Thursday, March 03, 2011

Good IR Work

Mark Russinovich recently posted The Case of the Malicious Autostart to his blog.  I have to say, I think we are all very fortunate that Mark decided to post this; besides providing a very good demonstration of the use of the tools that Mark has written and made available, but it also demonstrates what others within the community are seeing.  Chris Pogue recently did something similar with his Webcheck.dll post to the Spiderlabs Anterior blog, and it's good to see these kinds of things posted publicly.

Mark's post provides some really good information about what was found during a support call, and the tools and techniques used to find it, as well as to dig deeper.  One thing that's interesting to point out is that the infection of the system may have included subversion of Windows File Protection (not that that's not trivial...), as it's mentioned that  the user32.dll files in the system32 and dllcache directories were modified.

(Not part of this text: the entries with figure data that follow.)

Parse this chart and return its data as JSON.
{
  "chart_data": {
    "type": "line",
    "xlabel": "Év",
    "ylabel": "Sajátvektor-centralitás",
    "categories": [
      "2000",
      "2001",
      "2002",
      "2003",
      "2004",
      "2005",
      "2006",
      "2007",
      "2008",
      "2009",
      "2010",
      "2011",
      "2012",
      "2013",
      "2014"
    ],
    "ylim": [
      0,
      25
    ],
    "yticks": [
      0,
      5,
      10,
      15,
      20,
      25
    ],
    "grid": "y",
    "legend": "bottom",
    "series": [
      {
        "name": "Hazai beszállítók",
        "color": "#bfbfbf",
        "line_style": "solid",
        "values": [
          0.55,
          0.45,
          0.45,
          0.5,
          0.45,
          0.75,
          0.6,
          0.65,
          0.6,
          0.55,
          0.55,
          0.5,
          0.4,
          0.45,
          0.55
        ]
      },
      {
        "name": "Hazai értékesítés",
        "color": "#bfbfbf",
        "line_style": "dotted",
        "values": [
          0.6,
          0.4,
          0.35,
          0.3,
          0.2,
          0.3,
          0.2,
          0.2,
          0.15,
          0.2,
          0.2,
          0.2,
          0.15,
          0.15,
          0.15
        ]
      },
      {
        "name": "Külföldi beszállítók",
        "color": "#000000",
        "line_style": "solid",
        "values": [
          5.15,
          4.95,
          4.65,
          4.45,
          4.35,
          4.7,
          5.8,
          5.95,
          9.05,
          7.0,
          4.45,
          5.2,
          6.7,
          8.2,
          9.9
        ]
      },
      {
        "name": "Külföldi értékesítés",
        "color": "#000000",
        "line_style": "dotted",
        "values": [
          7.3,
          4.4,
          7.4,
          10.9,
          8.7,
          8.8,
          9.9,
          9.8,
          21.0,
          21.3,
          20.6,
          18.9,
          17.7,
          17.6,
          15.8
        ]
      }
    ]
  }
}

Posts like this give the rest of us an opportunity to see what others are facing and how they're addressing those challenges.  Being the tech support in my household, I'm somewhat familiar with these tools and their use, but I can't say that I've seen something like this.  What I like to do is see how this methodology fits into my own processes.

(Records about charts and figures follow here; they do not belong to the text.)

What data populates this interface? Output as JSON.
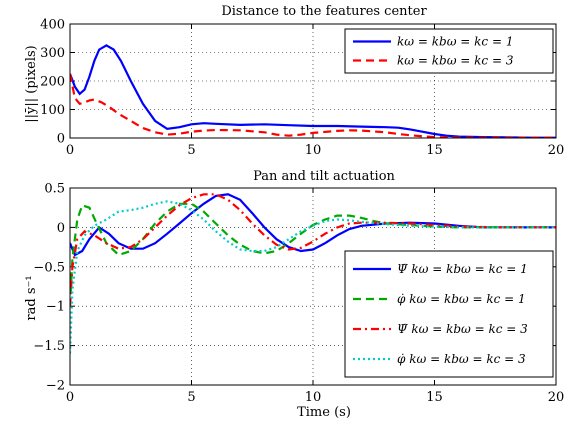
{
  "chart_data": [
    {
      "type": "line",
      "title": "Distance to the features center",
      "xlabel": "",
      "ylabel": "||ȳ|| (pixels)",
      "xlim": [
        0,
        20
      ],
      "ylim": [
        0,
        400
      ],
      "xticks": [
        "0",
        "5",
        "10",
        "15",
        "20"
      ],
      "yticks": [
        "0",
        "100",
        "200",
        "300",
        "400"
      ],
      "grid": true,
      "legend_position": "top-right",
      "series": [
        {
          "name": "kω = kbω = kc = 1",
          "color": "#0000ff",
          "dash": "solid",
          "x": [
            0,
            0.2,
            0.4,
            0.6,
            0.8,
            1.0,
            1.2,
            1.5,
            1.8,
            2.1,
            2.5,
            3.0,
            3.5,
            4.0,
            4.5,
            5.0,
            5.5,
            6.0,
            7.0,
            8.0,
            9.0,
            10.0,
            11.0,
            12.0,
            13.0,
            13.5,
            14.0,
            14.5,
            15.0,
            15.5,
            16.0,
            17.0,
            18.0,
            19.0,
            20.0
          ],
          "y": [
            225,
            180,
            155,
            170,
            215,
            270,
            310,
            325,
            310,
            270,
            200,
            120,
            60,
            32,
            38,
            48,
            52,
            50,
            46,
            48,
            45,
            42,
            42,
            40,
            38,
            36,
            30,
            22,
            14,
            8,
            5,
            3,
            2,
            1,
            1
          ]
        },
        {
          "name": "kω = kbω = kc = 3",
          "color": "#ff0000",
          "dash": "dashed",
          "x": [
            0,
            0.2,
            0.4,
            0.6,
            0.8,
            1.0,
            1.3,
            1.6,
            2.0,
            2.5,
            3.0,
            3.5,
            4.0,
            4.5,
            5.0,
            5.5,
            6.0,
            7.0,
            8.0,
            8.5,
            9.0,
            9.5,
            10.0,
            11.0,
            11.5,
            12.0,
            13.0,
            13.5,
            14.0,
            14.5,
            15.0,
            16.0,
            18.0,
            20.0
          ],
          "y": [
            225,
            140,
            120,
            125,
            132,
            135,
            125,
            110,
            85,
            60,
            35,
            20,
            12,
            15,
            22,
            26,
            28,
            27,
            20,
            12,
            8,
            12,
            18,
            25,
            27,
            26,
            20,
            14,
            10,
            6,
            3,
            1,
            1,
            1
          ]
        }
      ]
    },
    {
      "type": "line",
      "title": "Pan and tilt actuation",
      "xlabel": "Time (s)",
      "ylabel": "rad s⁻¹",
      "xlim": [
        0,
        20
      ],
      "ylim": [
        -2,
        0.5
      ],
      "xticks": [
        "0",
        "5",
        "10",
        "15",
        "20"
      ],
      "yticks": [
        "−2",
        "−1.5",
        "−1",
        "−0.5",
        "0",
        "0.5"
      ],
      "grid": true,
      "legend_position": "bottom-right",
      "series": [
        {
          "name": "Ψ̇ kω = kbω = kc = 1",
          "color": "#0000ff",
          "dash": "solid",
          "x": [
            0,
            0.2,
            0.5,
            0.8,
            1.2,
            1.6,
            2.0,
            2.5,
            3.0,
            3.5,
            4.0,
            4.5,
            5.0,
            5.5,
            6.0,
            6.5,
            7.0,
            7.5,
            8.0,
            8.5,
            9.0,
            9.5,
            10.0,
            10.5,
            11.0,
            11.5,
            12.0,
            13.0,
            14.0,
            15.0,
            16.0,
            17.0,
            18.0,
            20.0
          ],
          "y": [
            -0.2,
            -0.35,
            -0.3,
            -0.15,
            0.0,
            -0.08,
            -0.2,
            -0.27,
            -0.27,
            -0.2,
            -0.08,
            0.05,
            0.18,
            0.3,
            0.4,
            0.42,
            0.35,
            0.18,
            0.0,
            -0.15,
            -0.25,
            -0.3,
            -0.28,
            -0.2,
            -0.1,
            -0.02,
            0.02,
            0.05,
            0.06,
            0.05,
            0.02,
            0.0,
            0.0,
            0.0
          ]
        },
        {
          "name": "φ̇ kω = kbω = kc = 1",
          "color": "#00aa00",
          "dash": "dashed",
          "x": [
            0,
            0.1,
            0.3,
            0.5,
            0.8,
            1.1,
            1.5,
            2.0,
            2.5,
            3.0,
            3.5,
            4.0,
            4.5,
            5.0,
            5.5,
            6.0,
            6.5,
            7.0,
            7.5,
            8.0,
            8.5,
            9.0,
            9.5,
            10.0,
            10.5,
            11.0,
            11.5,
            12.0,
            12.5,
            13.0,
            14.0,
            15.0,
            16.0,
            18.0,
            20.0
          ],
          "y": [
            -1.0,
            -0.4,
            0.1,
            0.28,
            0.25,
            0.05,
            -0.2,
            -0.35,
            -0.3,
            -0.15,
            0.05,
            0.2,
            0.3,
            0.3,
            0.2,
            0.05,
            -0.1,
            -0.22,
            -0.3,
            -0.33,
            -0.3,
            -0.2,
            -0.08,
            0.03,
            0.1,
            0.15,
            0.15,
            0.12,
            0.08,
            0.05,
            0.03,
            0.01,
            0.0,
            0.0,
            0.0
          ]
        },
        {
          "name": "Ψ̇ kω = kbω = kc = 3",
          "color": "#ff0000",
          "dash": "dashdot",
          "x": [
            0,
            0.1,
            0.3,
            0.6,
            1.0,
            1.5,
            2.0,
            2.5,
            3.0,
            3.5,
            4.0,
            4.5,
            5.0,
            5.5,
            6.0,
            6.5,
            7.0,
            7.5,
            8.0,
            8.5,
            9.0,
            9.5,
            10.0,
            10.5,
            11.0,
            11.5,
            12.0,
            13.0,
            14.0,
            15.0,
            16.0,
            18.0,
            20.0
          ],
          "y": [
            -1.0,
            -0.5,
            -0.15,
            -0.05,
            -0.1,
            -0.2,
            -0.27,
            -0.25,
            -0.15,
            0.0,
            0.15,
            0.28,
            0.37,
            0.42,
            0.42,
            0.35,
            0.22,
            0.05,
            -0.1,
            -0.22,
            -0.28,
            -0.26,
            -0.18,
            -0.08,
            0.0,
            0.05,
            0.06,
            0.06,
            0.05,
            0.03,
            0.01,
            0.0,
            0.0
          ]
        },
        {
          "name": "φ̇ kω = kbω = kc = 3",
          "color": "#00cccc",
          "dash": "dotted",
          "x": [
            0,
            0.1,
            0.3,
            0.6,
            1.0,
            1.5,
            2.0,
            2.5,
            3.0,
            3.5,
            4.0,
            4.5,
            5.0,
            5.5,
            6.0,
            6.5,
            7.0,
            7.5,
            8.0,
            8.5,
            9.0,
            9.5,
            10.0,
            10.5,
            11.0,
            11.5,
            12.0,
            13.0,
            14.0,
            15.0,
            16.0,
            18.0,
            20.0
          ],
          "y": [
            -1.6,
            -0.8,
            -0.3,
            -0.1,
            0.02,
            0.1,
            0.2,
            0.22,
            0.25,
            0.3,
            0.33,
            0.3,
            0.22,
            0.1,
            -0.05,
            -0.18,
            -0.28,
            -0.3,
            -0.3,
            -0.25,
            -0.15,
            -0.05,
            0.02,
            0.08,
            0.1,
            0.09,
            0.07,
            0.04,
            0.02,
            0.01,
            0.0,
            0.0,
            0.0
          ]
        }
      ]
    }
  ]
}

In the comments to the post, a user ("Mihailik") asks about determining the infection vector, to which Mark responds:

Unfortunately, that's a question just about anyone fighting a new malware infection will have a near impossible time of determining. Unless you actually see the infection as it takes place, you can't know - it could have been someone executing a malicious email attachment, opening an infected document, or via a network-spreading worm. 

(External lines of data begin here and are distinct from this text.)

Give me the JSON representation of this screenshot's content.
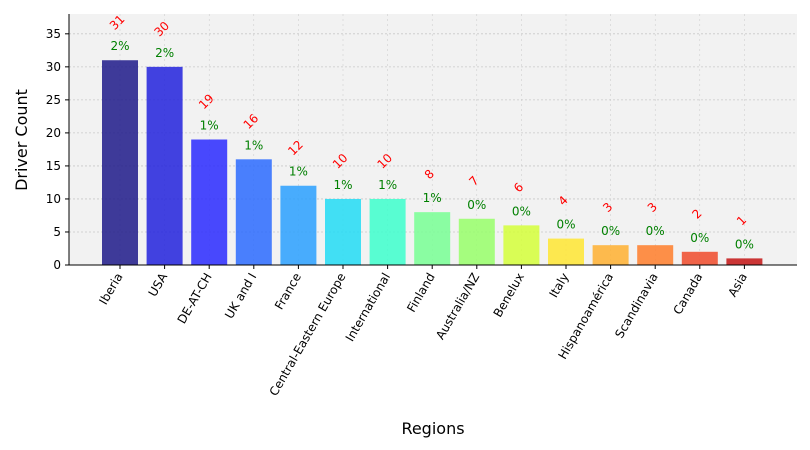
{
  "chart_data": {
    "type": "bar",
    "title": "",
    "xlabel": "Regions",
    "ylabel": "Driver Count",
    "categories": [
      "Iberia",
      "USA",
      "DE-AT-CH",
      "UK and I",
      "France",
      "Central-Eastern Europe",
      "International",
      "Finland",
      "Australia/NZ",
      "Benelux",
      "Italy",
      "Hispanoamérica",
      "Scandinavia",
      "Canada",
      "Asia"
    ],
    "values": [
      31,
      30,
      19,
      16,
      12,
      10,
      10,
      8,
      7,
      6,
      4,
      3,
      3,
      2,
      1
    ],
    "count_labels": [
      "31",
      "30",
      "19",
      "16",
      "12",
      "10",
      "10",
      "8",
      "7",
      "6",
      "4",
      "3",
      "3",
      "2",
      "1"
    ],
    "percent_labels": [
      "2%",
      "2%",
      "1%",
      "1%",
      "1%",
      "1%",
      "1%",
      "1%",
      "0%",
      "0%",
      "0%",
      "0%",
      "0%",
      "0%",
      "0%"
    ],
    "bar_colors": [
      "#1f1a8a",
      "#2222dd",
      "#2a2aff",
      "#2b6bff",
      "#2aa0ff",
      "#22dcf5",
      "#3dffcc",
      "#78ff94",
      "#98ff6a",
      "#d5ff3a",
      "#ffe633",
      "#ffb030",
      "#ff7e2a",
      "#f04a2a",
      "#c41414"
    ],
    "yticks": [
      "0",
      "5",
      "10",
      "15",
      "20",
      "25",
      "30",
      "35"
    ],
    "ylim": [
      0,
      38
    ],
    "grid": true,
    "legend": "none",
    "colors": {
      "count_label": "#ff0000",
      "percent_label": "#008000",
      "plot_background": "#f2f2f2",
      "grid": "#c8c8c8"
    }
  }
}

I would suggest that by using timeline analysis, many of us have been able to determine infection vectors.  I know that folks using timelines have nailed down the original infection vector in some cases to phishing emails, attachments, browser drive-bys, etc. The timeline may give an indication of where you should look, and examination of the actual files (PDF or Word document, Java .jar file, etc.) will illuminate the issue further.  Determining the infection vector may not have been something that could be easily done on this system, during this support engagement, but for more IR-specific engagements, this is often a question that analysts are asked to address.